The idea of programming as a semiskilled task, practiced by people with a few months' training, is dangerous. We wouldn't tolerate plumbers or accountants that poorly educated. We don't have as an aim that architecture (of buildings) and engineering (of bridges and trains) should become more accessible to people with progressively less training. Indeed, one serious problem is that currently, too many software developers are undereducated and undertrained.
Stroupstrup is right, of course. Too many developers are undereducated; we should demand greater skill. However, this doesn't change the fact that language adoption for a given shop has as much to do with politics as technical merit. Businesses have a perceived need to hire armies of developers to quickly write bad code and bad software. We'll be asking "WTF?" for a long time to come.

The problem is highly skilled developers are often forced to use the languages accessible to their less competent colleagues. Browse the forums at Reddit and you'll find lots of developers coding C# or Java by day and Haskell or Lisp by night. In short, a language must be usable by lesser-skilled developers so high-skilled developers have more opportunities to use it. Ruby is a great example of this in action -- building a quick and dirty web application is trivial, but the language still offers powerful constructs such as closures.

Battling the Hack
Anyone who has written software for a couple years has come across the Nasty Hack -- what should have been a simple piece of code made horribly complex, requiring an alignment of planets to work. Languages such as Haskell have the laudable goal of preventing nasty hacks by restricting what can be done in a given context. Sadly, good design often takes second place to deadlines -- and a language that has the appearance of slowing development won't get far, even if it offers a net gain.

Even a language that prevents some classes of nasty hacks will allow others. No language will free us from bad code altogether. Even worse, languages that free us from large classes of bad code have trouble getting adopted because businesses indirectly want to hack. This has depressing implications: the nasty hack is here to stay, and languages attempting to eliminate it will struggle to find widespread adoption. Our only hope is a fundamental cultural change in the way most organizations build software.

There is nothing I want to see more than this cultural shift. Maybe some day the market will get so sick of bad software it will force change.
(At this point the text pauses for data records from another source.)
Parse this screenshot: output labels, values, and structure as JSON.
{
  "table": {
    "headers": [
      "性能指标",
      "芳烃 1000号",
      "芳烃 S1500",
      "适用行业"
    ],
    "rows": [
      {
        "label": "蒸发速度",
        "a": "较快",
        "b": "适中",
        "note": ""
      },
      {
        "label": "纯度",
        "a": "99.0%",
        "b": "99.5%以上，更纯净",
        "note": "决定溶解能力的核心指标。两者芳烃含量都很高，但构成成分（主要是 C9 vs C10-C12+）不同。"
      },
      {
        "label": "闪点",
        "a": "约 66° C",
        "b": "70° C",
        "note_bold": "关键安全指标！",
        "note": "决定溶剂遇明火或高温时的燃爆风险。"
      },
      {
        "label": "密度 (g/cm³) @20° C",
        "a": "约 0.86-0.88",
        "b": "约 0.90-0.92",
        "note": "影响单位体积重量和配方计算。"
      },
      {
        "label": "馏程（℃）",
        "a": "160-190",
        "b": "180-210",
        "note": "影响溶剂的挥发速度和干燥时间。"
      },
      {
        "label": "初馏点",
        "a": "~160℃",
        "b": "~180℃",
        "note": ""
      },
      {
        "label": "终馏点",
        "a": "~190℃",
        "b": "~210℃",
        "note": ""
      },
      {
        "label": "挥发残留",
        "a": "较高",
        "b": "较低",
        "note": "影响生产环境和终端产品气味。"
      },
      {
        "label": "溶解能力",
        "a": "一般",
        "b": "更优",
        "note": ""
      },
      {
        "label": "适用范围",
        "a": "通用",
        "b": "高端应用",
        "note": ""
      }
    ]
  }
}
Consumers might realize great software is possible, as shown by a few innovative companies. Other companies might finally delay entry to a market, knowing a buggy solution will be rejected. The lesser-skilled developer might be forced to improve or leave the field.

However, while attempting to change the culture we still need to innovate under the current constraints. This means it must be easy to write quick and dirty code in a widely adopted language. So I submit a requirement for our new language:
A language should encourage good code -- but make quick and dirty code possible.
Today languages like Ruby and Python are probably the closest to the mark. Inexperienced developers can quickly get code working, and more advanced developers have access to powerful features drawn from the functional world. However, both of these languages have shortcomings when compared to Haskell. Incorrect code can lead to unpredictable behavior, and poorly designed code can lead to a state space too big for any human to understand. Specifically, they do not offer a tractable solution to concurrency and composability (pdf).